Friday of the Twenty-first Week in Ordinary Time

1Thes 4:1-8; Ps 97:1-12; Mt 25:1-13

The mountains of prejudice and injustice melt like wax before the Lord, before the Lord of all the earth.  With the mustard seed of faith, we pray for the movement of these mountains.  We pray with all the Saints that the Lord our King will bring gladness and joy to all the peoples of the earth, to the many isles. The Lord loves all who hate evil and love the evildoer.  The Lord guards the lives of his faithful ones and He delivers them from the hands of the wicked.  We, who live for the dawn of God’s glory, struggle with the forces of evil still alive and working in our world.  We rely on the help of the Lord for our every effort to love sinners and hate sin. Such a struggle is only possible because the Lord is kind and merciful; He is slow to anger, and abounding in love and truth.  Such a struggle is worth all our strength and sacrifice because the Lord is faithful to his promise to dawn upon us with gladness for the upright of heart.  This is at the heart of Saint Paul’s prayer for his brothers and sisters.  This is at the heart of our prayer for one another and all our brothers and sisters in the universal church.  Again in today’s gospel, Saint Matthew reminds us to be awake for the coming of Christ, our Bridegroom.  It is our prayer at Mass and all through the day that keeps us awake and ready, lamps lit and hearts bright with the Holy Spirit.


Saint Paul earnestly asks and exhorts the Thessalonians to grow even more in living the ways they should, pleasing the Lord God in everything.  Saint Paul proclaims to the church back then and to the church today: “This is the will of God, your holiness.”  Like our ancestors in the faith we, too, must refrain from immorality, and grow steadily in virtue.  If we are not growing in virtue, we are growing in vice.  The sanctity of marriage must be preserved in the world that trivializes commitment and exploits lust.  As Saint Paul preaches, God does not call us to impurity but to holiness.  This apostolic message is needed in our day perhaps even more than it was during his mission among the Thessalonians.  Millions of dollars in profit are made every day from the many media outlets that play upon human weakness and failure.  It is all too easy for us to develop deadly habits of sin and unfaithfulness.  We are assaulted with visual delights and false promises of pleasure in print, film, and Internet.  These temptations are constantly at the root of unreal expectations of sexual activity even in a marriage relationship.  These temptations are an invitation to escape from loneliness and frustration in all our relationships.  These temptations only lead to sin and separation from the love that can truly satisfy our needs and desires.  If we disregard the truth of pure and holy love, we not only disregard those we try to love, we also disregard God who gives us the Holy Spirit.  It is only the love of God poured out into our hearts by the Holy Spirit, who can fill us and enable us to fill one another with love and truth.
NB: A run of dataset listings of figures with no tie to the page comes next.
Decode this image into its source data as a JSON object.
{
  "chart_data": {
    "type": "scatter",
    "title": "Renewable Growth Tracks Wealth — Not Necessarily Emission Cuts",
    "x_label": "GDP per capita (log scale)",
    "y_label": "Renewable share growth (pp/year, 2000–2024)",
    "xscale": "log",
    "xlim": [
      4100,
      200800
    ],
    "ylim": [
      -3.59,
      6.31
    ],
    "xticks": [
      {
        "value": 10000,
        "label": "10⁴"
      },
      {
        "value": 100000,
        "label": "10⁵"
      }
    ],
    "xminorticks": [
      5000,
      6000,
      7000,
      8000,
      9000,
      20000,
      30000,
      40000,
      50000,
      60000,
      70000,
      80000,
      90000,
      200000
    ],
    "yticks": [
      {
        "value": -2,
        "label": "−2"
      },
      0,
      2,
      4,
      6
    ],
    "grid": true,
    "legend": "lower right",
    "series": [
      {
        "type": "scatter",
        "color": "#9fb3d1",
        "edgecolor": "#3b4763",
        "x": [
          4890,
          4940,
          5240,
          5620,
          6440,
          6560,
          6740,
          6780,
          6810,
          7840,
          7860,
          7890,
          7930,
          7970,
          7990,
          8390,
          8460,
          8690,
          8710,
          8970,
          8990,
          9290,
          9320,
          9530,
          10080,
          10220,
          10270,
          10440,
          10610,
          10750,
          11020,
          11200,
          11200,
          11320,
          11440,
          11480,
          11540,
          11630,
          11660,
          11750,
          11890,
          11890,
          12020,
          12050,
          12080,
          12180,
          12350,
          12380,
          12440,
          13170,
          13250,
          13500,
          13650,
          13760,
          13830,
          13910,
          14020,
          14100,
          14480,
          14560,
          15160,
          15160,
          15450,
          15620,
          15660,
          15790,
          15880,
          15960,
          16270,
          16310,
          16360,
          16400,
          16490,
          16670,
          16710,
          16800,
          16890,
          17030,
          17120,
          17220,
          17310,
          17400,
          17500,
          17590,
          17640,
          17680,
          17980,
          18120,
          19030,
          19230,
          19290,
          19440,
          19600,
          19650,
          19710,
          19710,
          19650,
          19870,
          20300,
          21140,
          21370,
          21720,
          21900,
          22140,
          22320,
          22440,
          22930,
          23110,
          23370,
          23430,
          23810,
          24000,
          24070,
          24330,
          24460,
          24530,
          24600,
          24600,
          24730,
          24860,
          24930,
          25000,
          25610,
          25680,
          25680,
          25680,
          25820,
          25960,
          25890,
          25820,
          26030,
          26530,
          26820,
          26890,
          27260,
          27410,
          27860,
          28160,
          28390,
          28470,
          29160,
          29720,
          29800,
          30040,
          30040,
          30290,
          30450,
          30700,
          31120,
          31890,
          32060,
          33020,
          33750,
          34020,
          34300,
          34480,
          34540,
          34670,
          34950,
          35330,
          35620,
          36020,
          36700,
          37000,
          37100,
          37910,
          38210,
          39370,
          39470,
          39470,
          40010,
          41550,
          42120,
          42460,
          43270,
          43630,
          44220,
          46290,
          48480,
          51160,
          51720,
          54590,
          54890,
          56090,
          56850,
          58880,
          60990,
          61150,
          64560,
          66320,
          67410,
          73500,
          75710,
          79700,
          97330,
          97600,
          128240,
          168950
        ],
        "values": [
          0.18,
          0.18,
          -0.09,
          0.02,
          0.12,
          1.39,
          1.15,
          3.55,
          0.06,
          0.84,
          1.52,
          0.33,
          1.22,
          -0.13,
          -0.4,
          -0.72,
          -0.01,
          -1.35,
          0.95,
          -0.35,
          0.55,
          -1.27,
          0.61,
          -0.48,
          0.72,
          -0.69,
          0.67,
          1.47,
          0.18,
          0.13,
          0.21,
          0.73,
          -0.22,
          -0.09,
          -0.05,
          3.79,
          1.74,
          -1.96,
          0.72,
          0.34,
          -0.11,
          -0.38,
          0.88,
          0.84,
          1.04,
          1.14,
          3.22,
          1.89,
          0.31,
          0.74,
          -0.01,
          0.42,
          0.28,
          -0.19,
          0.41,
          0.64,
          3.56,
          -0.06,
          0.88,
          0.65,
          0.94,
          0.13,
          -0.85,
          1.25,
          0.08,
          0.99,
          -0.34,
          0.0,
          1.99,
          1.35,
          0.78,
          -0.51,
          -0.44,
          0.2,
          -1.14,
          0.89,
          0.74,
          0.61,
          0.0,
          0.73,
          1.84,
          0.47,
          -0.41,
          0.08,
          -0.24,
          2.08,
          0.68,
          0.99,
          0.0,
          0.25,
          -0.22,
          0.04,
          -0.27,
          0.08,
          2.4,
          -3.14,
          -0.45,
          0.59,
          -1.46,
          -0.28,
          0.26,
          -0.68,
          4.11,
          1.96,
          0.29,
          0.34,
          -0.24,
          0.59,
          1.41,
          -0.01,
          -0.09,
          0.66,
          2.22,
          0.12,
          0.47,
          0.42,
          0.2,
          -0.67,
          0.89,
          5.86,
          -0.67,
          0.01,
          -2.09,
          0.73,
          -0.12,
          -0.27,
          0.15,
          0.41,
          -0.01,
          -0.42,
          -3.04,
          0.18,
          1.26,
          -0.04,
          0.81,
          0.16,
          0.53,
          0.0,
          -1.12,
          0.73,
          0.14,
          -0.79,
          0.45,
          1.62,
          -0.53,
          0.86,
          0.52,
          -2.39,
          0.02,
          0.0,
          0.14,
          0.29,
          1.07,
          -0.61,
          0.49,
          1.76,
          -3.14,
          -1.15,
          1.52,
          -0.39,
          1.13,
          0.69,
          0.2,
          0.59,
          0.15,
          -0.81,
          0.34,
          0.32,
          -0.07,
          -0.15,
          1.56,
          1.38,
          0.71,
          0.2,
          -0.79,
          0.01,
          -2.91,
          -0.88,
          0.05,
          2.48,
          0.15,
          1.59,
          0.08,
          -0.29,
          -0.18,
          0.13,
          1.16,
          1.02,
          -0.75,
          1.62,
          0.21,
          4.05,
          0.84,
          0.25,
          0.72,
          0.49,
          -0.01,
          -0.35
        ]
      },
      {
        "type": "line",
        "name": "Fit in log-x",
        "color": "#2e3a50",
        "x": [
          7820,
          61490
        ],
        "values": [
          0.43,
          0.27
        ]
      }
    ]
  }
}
With the original disciples of the Lord Jesus, we too, need to hear the parable of the ten wise and ten foolish virgins.  Although it is not possible to fully appreciate the wedding customs at the basis of this story, we can still glean a message from the human interaction related in the parable.  Did you ever wonder why the wise virgins did not remind the foolish ones earlier that they needed extra oil for their lamps?  Perhaps they did not know about the lack of preparation, or perhaps they were giving their fellow virgins the benefit of the doubt.  Anyone who had to wait for the arrival of the wedding party could have anticipated a delay.  However, the foolish virgins did not bring the necessary supply of oil.  Perhaps that’s the point; perhaps that’s why they are called foolish.  The church too would be foolish not to anticipate delay of the Lord’s return. Is the Lord not patient and waiting for us to grow in holiness?  In the time of waiting we must have enough oil to light the way for the Lord’s return. What is this oil that keeps us burning bright in the night of our waiting?  Is it not the Holy Spirit?  Is it not the oil of gladness with which we were anointed in our Baptism and Confirmation? The Holy Spirit floods our souls with his gifts, and in using these gifts we live in loving service, enabling us to bear the fruits of the Holy Spirit.  It is with love, joy, peace, kindness, gentleness, goodness, fortitude and self-control that we burn bright and wait confidently for the arrival of the One who is coming in all His glory.